One possibility, if you do want to get R to draw nice clean lines through the data for you, is to use the scatterplot() function in the car package. Before we can use scatterplot() we need to load the package:

> library( car )

Having done so, we can now use the function. The command we need is this one:

> scatterplot( dan.grump ~ dan.sleep,
+              data = parenthood, 
+              smooth = FALSE
+ )

## Loading required package: carData

Figure 6.20: A fancy scatterplot drawn using the `scatterplot()` function in the `car` package.

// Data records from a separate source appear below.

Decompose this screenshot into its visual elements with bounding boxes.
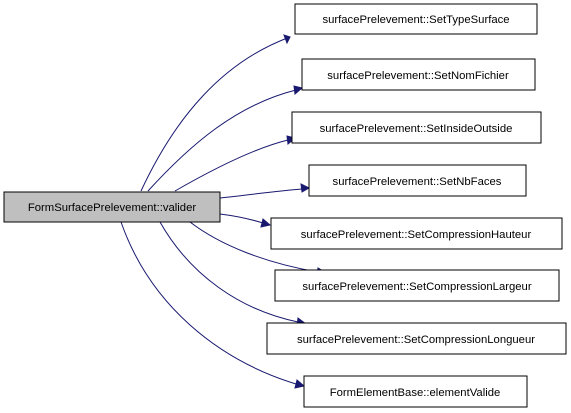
target-node-box — [266, 322, 567, 355]
target-node-label: surfacePrelevement::SetCompressionLargeu… — [302, 281, 531, 293]
target-node-box — [270, 217, 563, 250]
edge-to-set-compression-longueur — [159, 221, 299, 323]
edge-arrow-element-valide — [294, 379, 306, 389]
target-node-set-nom-fichier[interactable]: surfacePrelevement::SetNomFichier — [301, 58, 536, 91]
edge-arrow-set-type-surface — [283, 34, 291, 45]
source-node-box — [3, 191, 221, 223]
edge-arrow-set-compression-hauteur — [260, 218, 272, 228]
edge-to-set-nom-fichier — [147, 89, 297, 192]
edge-to-set-compression-hauteur — [219, 213, 264, 224]
target-node-box — [308, 164, 527, 197]
target-node-set-compression-hauteur[interactable]: surfacePrelevement::SetCompressionHauteu… — [270, 217, 563, 250]
edge-to-element-valide — [120, 221, 297, 385]
edge-to-set-type-surface — [140, 36, 291, 192]
target-node-set-type-surface[interactable]: surfacePrelevement::SetTypeSurface — [294, 3, 538, 35]
target-node-label: surfacePrelevement::SetNbFaces — [333, 176, 502, 188]
source-node[interactable]: FormSurfacePrelevement::valider — [3, 191, 221, 223]
edge-to-set-nb-faces — [219, 188, 303, 199]
target-node-set-compression-largeur[interactable]: surfacePrelevement::SetCompressionLargeu… — [274, 269, 560, 302]
target-node-box — [303, 375, 528, 408]
target-node-set-inside-outside[interactable]: surfacePrelevement::SetInsideOutside — [291, 111, 542, 144]
target-node-label: surfacePrelevement::SetInsideOutside — [320, 123, 513, 135]
target-node-box — [301, 58, 536, 91]
edges — [120, 34, 328, 389]
edge-to-set-compression-largeur — [189, 221, 319, 273]
target-node-box — [294, 3, 538, 35]
target-node-label: surfacePrelevement::SetNomFichier — [327, 70, 509, 82]
target-node-element-valide[interactable]: FormElementBase::elementValide — [303, 375, 528, 408]
target-node-box — [291, 111, 542, 144]
target-node-label: surfacePrelevement::SetTypeSurface — [322, 14, 509, 26]
target-node-set-nb-faces[interactable]: surfacePrelevement::SetNbFaces — [308, 164, 527, 197]
edge-arrow-set-nb-faces — [300, 183, 311, 193]
target-node-box — [274, 269, 560, 302]
edge-arrow-set-nom-fichier — [293, 85, 304, 95]
target-node-label: surfacePrelevement::SetCompressionLongue… — [297, 334, 535, 346]
target-node-set-compression-longueur[interactable]: surfacePrelevement::SetCompressionLongue… — [266, 322, 567, 355]
edge-to-set-inside-outside — [174, 139, 289, 192]
target-node-label: FormElementBase::elementValide — [330, 387, 501, 399]
source-node-label: FormSurfacePrelevement::valider — [28, 202, 196, 214]
target-node-label: surfacePrelevement::SetCompressionHauteu… — [301, 229, 532, 241]
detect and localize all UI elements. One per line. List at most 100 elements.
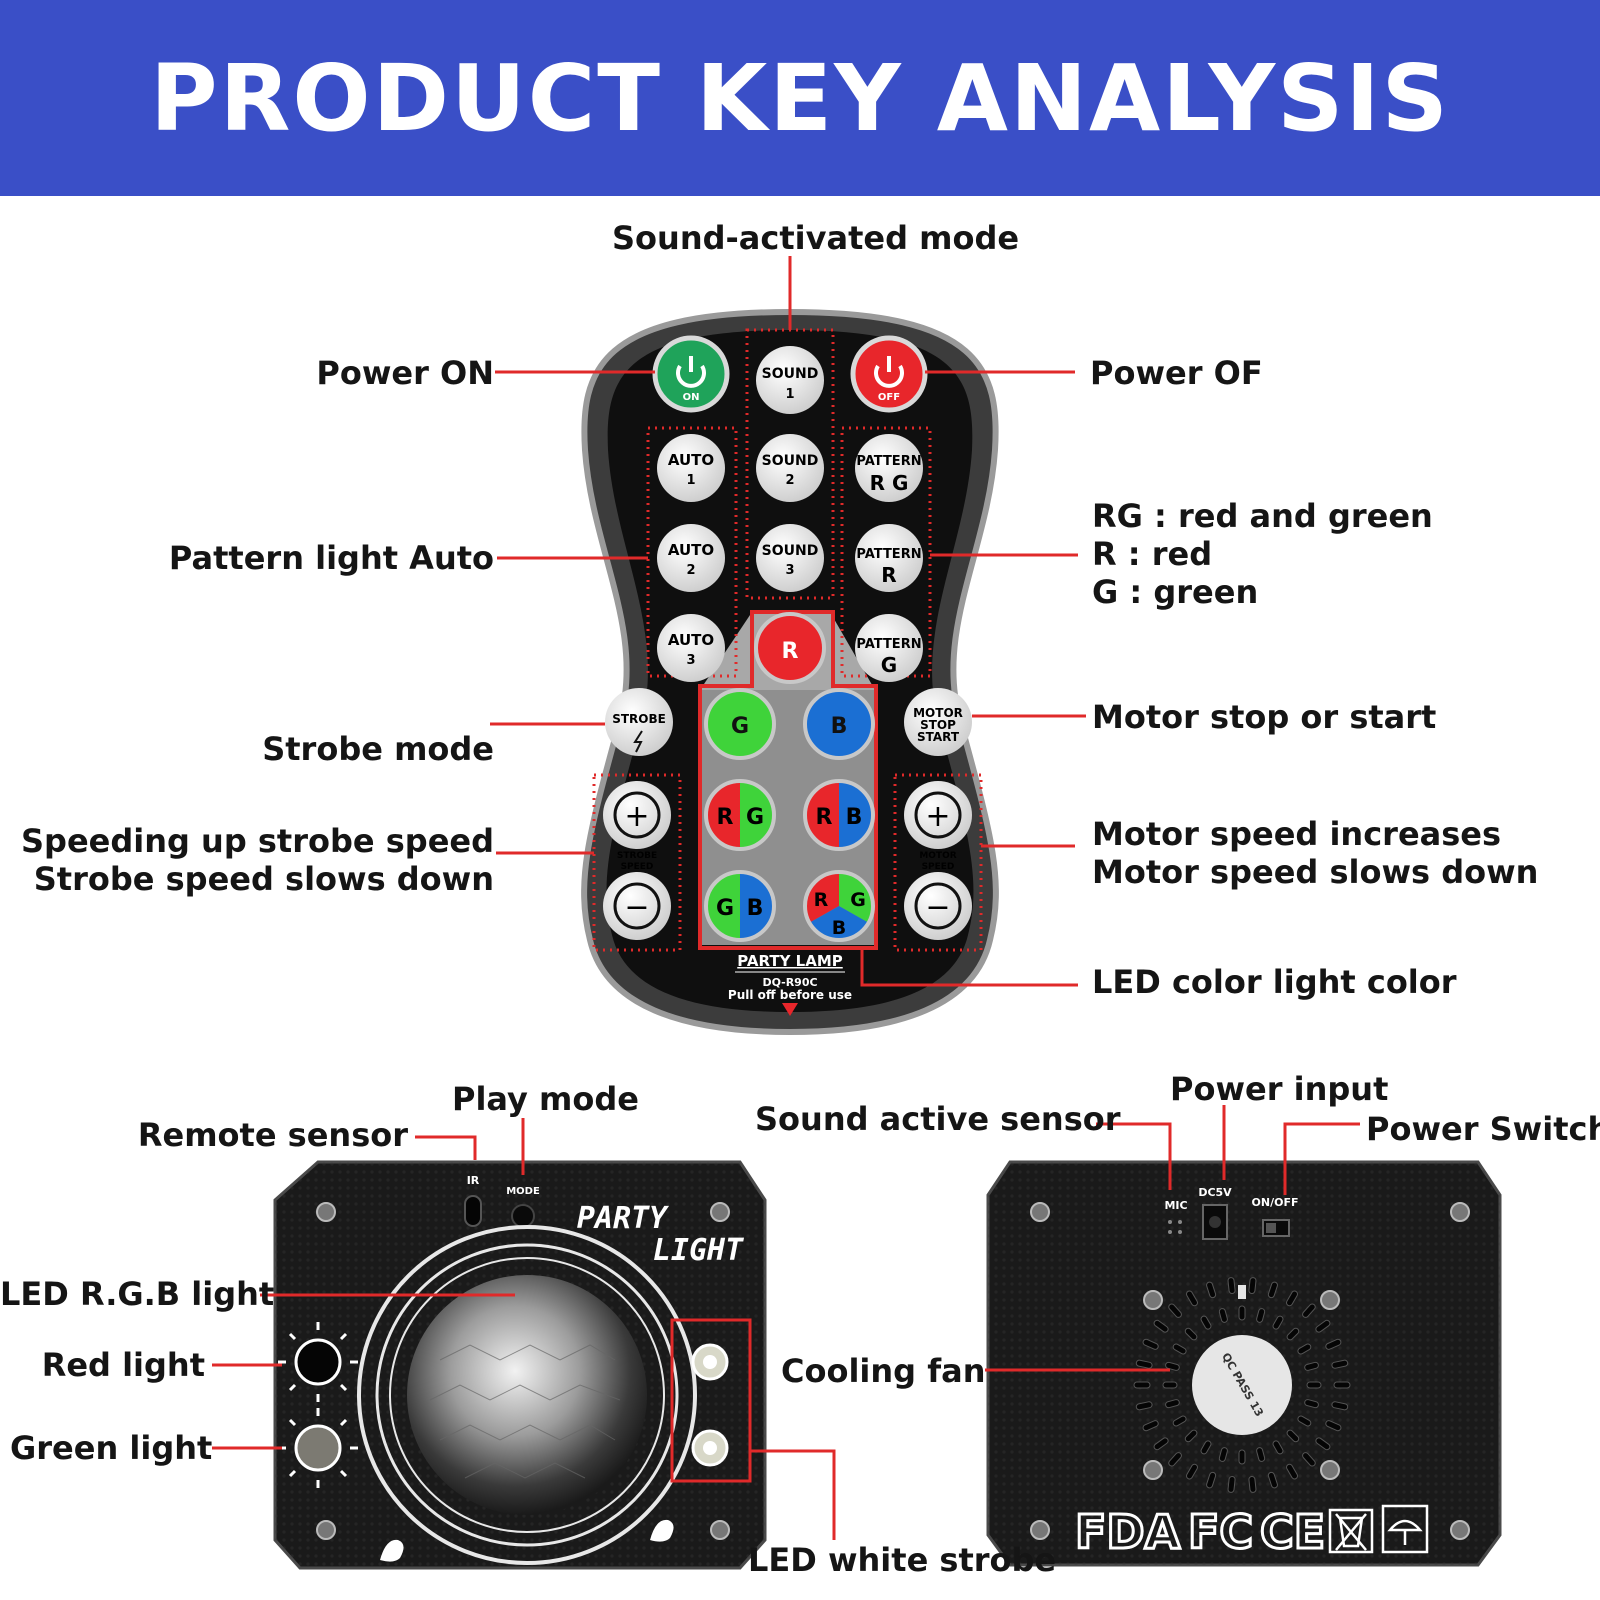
fan-vent-slot: [1172, 1343, 1187, 1355]
color-rg-button[interactable]: R G: [704, 779, 776, 851]
fan-vent-slot: [1135, 1401, 1153, 1411]
color-b-button[interactable]: B: [803, 688, 875, 760]
led-group-box: [698, 610, 878, 950]
pattern-rg-button[interactable]: PATTERN R G: [855, 434, 923, 502]
strobe-label: STROBE: [612, 712, 666, 726]
pattern-rg-sub: R G: [870, 471, 909, 495]
minus-icon: −: [624, 890, 649, 925]
color-rg-label-g: G: [746, 805, 764, 830]
mode-button[interactable]: [511, 1204, 535, 1228]
motor-speed-up-button[interactable]: +: [904, 781, 972, 849]
fan-vent-slot: [1153, 1319, 1169, 1333]
callout-green-light: Green light: [10, 1429, 213, 1467]
ce-mark: CE: [1260, 1505, 1325, 1559]
fan-vent-slot: [1256, 1308, 1266, 1323]
color-gb-button[interactable]: G B: [704, 870, 776, 942]
remote-callout-lines: [490, 256, 1086, 987]
motor-toggle-button[interactable]: MOTOR STOP START: [904, 688, 972, 756]
page-title: PRODUCT KEY ANALYSIS: [150, 44, 1450, 152]
ir-label: IR: [467, 1174, 480, 1187]
fan-vent-slot: [1302, 1452, 1316, 1467]
callout-pattern-g: G : green: [1092, 573, 1259, 611]
fan-vent-slot: [1286, 1290, 1298, 1307]
sound-1-button[interactable]: SOUND 1: [756, 346, 824, 414]
pattern-r-button[interactable]: PATTERN R: [855, 524, 923, 592]
fan-vent-slot: [1186, 1463, 1198, 1480]
fan-vent-slot: [1206, 1471, 1217, 1489]
pattern-r-label: PATTERN: [856, 547, 921, 562]
color-g-button[interactable]: G: [704, 688, 776, 760]
auto-1-num: 1: [686, 473, 695, 488]
color-r-button[interactable]: R: [754, 612, 826, 684]
auto-2-button[interactable]: AUTO 2: [657, 524, 725, 592]
color-rb-label-r: R: [816, 805, 833, 830]
strobe-speed-down-button[interactable]: −: [603, 872, 671, 940]
dc-label: DC5V: [1198, 1186, 1232, 1199]
sound-1-num: 1: [785, 387, 794, 402]
callout-white-strobe: LED white strobe: [748, 1541, 1057, 1579]
callout-motor-speed-up: Motor speed increases: [1092, 815, 1502, 853]
front-callout-lines: [212, 1118, 836, 1540]
motor-speed-down-button[interactable]: −: [904, 872, 972, 940]
switch-label: ON/OFF: [1252, 1196, 1299, 1209]
power-on-button[interactable]: ON: [652, 335, 730, 413]
fan-vent-slot: [1256, 1447, 1266, 1462]
callout-strobe-speed-down: Strobe speed slows down: [33, 860, 494, 898]
remote-control: ON OFF SOUND 1 SOUND 2 SOUND 3 AUTO: [581, 308, 999, 1036]
sound-3-button[interactable]: SOUND 3: [756, 524, 824, 592]
callout-motor-toggle: Motor stop or start: [1092, 698, 1437, 736]
strobe-speed-label-1: STROBE: [617, 851, 657, 861]
callout-sound-sensor: Sound active sensor: [755, 1100, 1121, 1138]
fan-vent-slot: [1331, 1401, 1349, 1411]
callout-pattern-r: R : red: [1092, 535, 1213, 573]
fan-vent-slot: [1172, 1415, 1187, 1427]
pattern-rg-label: PATTERN: [856, 454, 921, 469]
strobe-button[interactable]: STROBE: [605, 688, 673, 756]
fan-vent-slot: [1168, 1452, 1182, 1467]
fan-vent-slot: [1331, 1359, 1349, 1369]
fan-vent-slot: [1315, 1319, 1331, 1333]
front-panel: IR MODE PARTY LIGHT: [273, 1160, 767, 1570]
fan-vent-slot: [1133, 1381, 1151, 1389]
fan-vent-slot: [1297, 1343, 1312, 1355]
power-off-button[interactable]: OFF: [850, 335, 928, 413]
mic-label: MIC: [1164, 1199, 1187, 1212]
fan-vent-slot: [1325, 1338, 1342, 1350]
fan-vent-slot: [1302, 1303, 1316, 1318]
white-strobe-box: [670, 1318, 752, 1483]
pattern-g-button[interactable]: PATTERN G: [855, 614, 923, 682]
fan-vent-slot: [1186, 1290, 1198, 1307]
fan-vent-slot: [1200, 1440, 1212, 1455]
fan-vent-slot: [1248, 1277, 1257, 1295]
color-rb-button[interactable]: R B: [803, 779, 875, 851]
fan-vent-slot: [1286, 1327, 1300, 1341]
color-rb-label-b: B: [846, 805, 863, 830]
remote-model: DQ-R90C: [762, 976, 817, 989]
fan-vent-slot: [1306, 1381, 1322, 1389]
fan-vent-slot: [1135, 1359, 1153, 1369]
strobe-speed-up-button[interactable]: +: [603, 781, 671, 849]
fan-vent-slot: [1206, 1281, 1217, 1299]
fan-vent-slot: [1315, 1437, 1331, 1451]
front-brand-line1: PARTY: [577, 1201, 669, 1236]
auto-3-button[interactable]: AUTO 3: [657, 614, 725, 682]
motor-label-2: STOP: [920, 718, 956, 732]
auto-1-button[interactable]: AUTO 1: [657, 434, 725, 502]
fan-vent-slot: [1184, 1429, 1198, 1443]
fan-vent-slot: [1286, 1429, 1300, 1443]
sound-3-label: SOUND: [762, 543, 819, 559]
fan-vent-slot: [1168, 1303, 1182, 1318]
lightning-icon: [633, 730, 643, 753]
sound-2-button[interactable]: SOUND 2: [756, 434, 824, 502]
fan-label-sticker: [1192, 1335, 1292, 1435]
fan-vent-slot: [1248, 1475, 1257, 1493]
fan-vent-slot: [1304, 1399, 1319, 1409]
motor-speed-label-2: SPEED: [922, 862, 955, 872]
callout-red-light: Red light: [41, 1346, 205, 1384]
strobe-speed-label-2: SPEED: [621, 862, 654, 872]
fan-vent-slot: [1272, 1440, 1284, 1455]
fan-vent-slot: [1333, 1381, 1351, 1389]
color-rgb-button[interactable]: R G B: [803, 870, 875, 942]
fan-vent-slot: [1200, 1315, 1212, 1330]
strobe-speed-box: [592, 773, 682, 952]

The first two arguments should be familiar: the first input is a formula dan.grump ~ dan.sleep telling R what variables to plot,¹⁰⁰ and the second specifies a data frame. The third argument smooth I’ve set to FALSE to stop the scatterplot() function from drawing a fancy “smoothed” trendline (since it’s a bit confusing to beginners). The scatterplot itself is shown in Figure 6.20. As you can see, it’s not only drawn the scatterplot, but its also drawn boxplots for each of the two variables, as well as a simple line of best fit showing the relationship between the two variables.

More elaborate options

Often you find yourself wanting to look at the relationships between several variables at once. One useful tool for doing so is to produce a scatterplot matrix, analogous to the correlation matrix.

> cor( x = parenthood ) # calculate correlation matrix
             dan.sleep  baby.sleep   dan.grump         day
dan.sleep   1.00000000  0.62794934 -0.90338404 -0.09840768
baby.sleep  0.62794934  1.00000000 -0.56596373 -0.01043394
dan.grump  -0.90338404 -0.56596373  1.00000000  0.07647926
day        -0.09840768 -0.01043394  0.07647926  1.00000000

We can get a the corresponding scatterplot matrix by using the pairs() function:¹⁰¹

pairs( x = parenthood ) # draw corresponding scatterplot matrix

The output of the pairs() command is shown in Figure ??. An alternative way of calling the pairs() function, which can be useful in some situations, is to specify the variables to include using a one-sided formula. For instance, this

> pairs( formula = ~ dan.sleep + baby.sleep + dan.grump,
+        data = parenthood
+ )

would produce a 3×3 scatterplot matrix that only compare dan.sleep, dan.grump and baby.sleep. Obviously, the first version is much easier, but there are cases where you really only want to look at a few of the variables, so it’s nice to use the formula interface.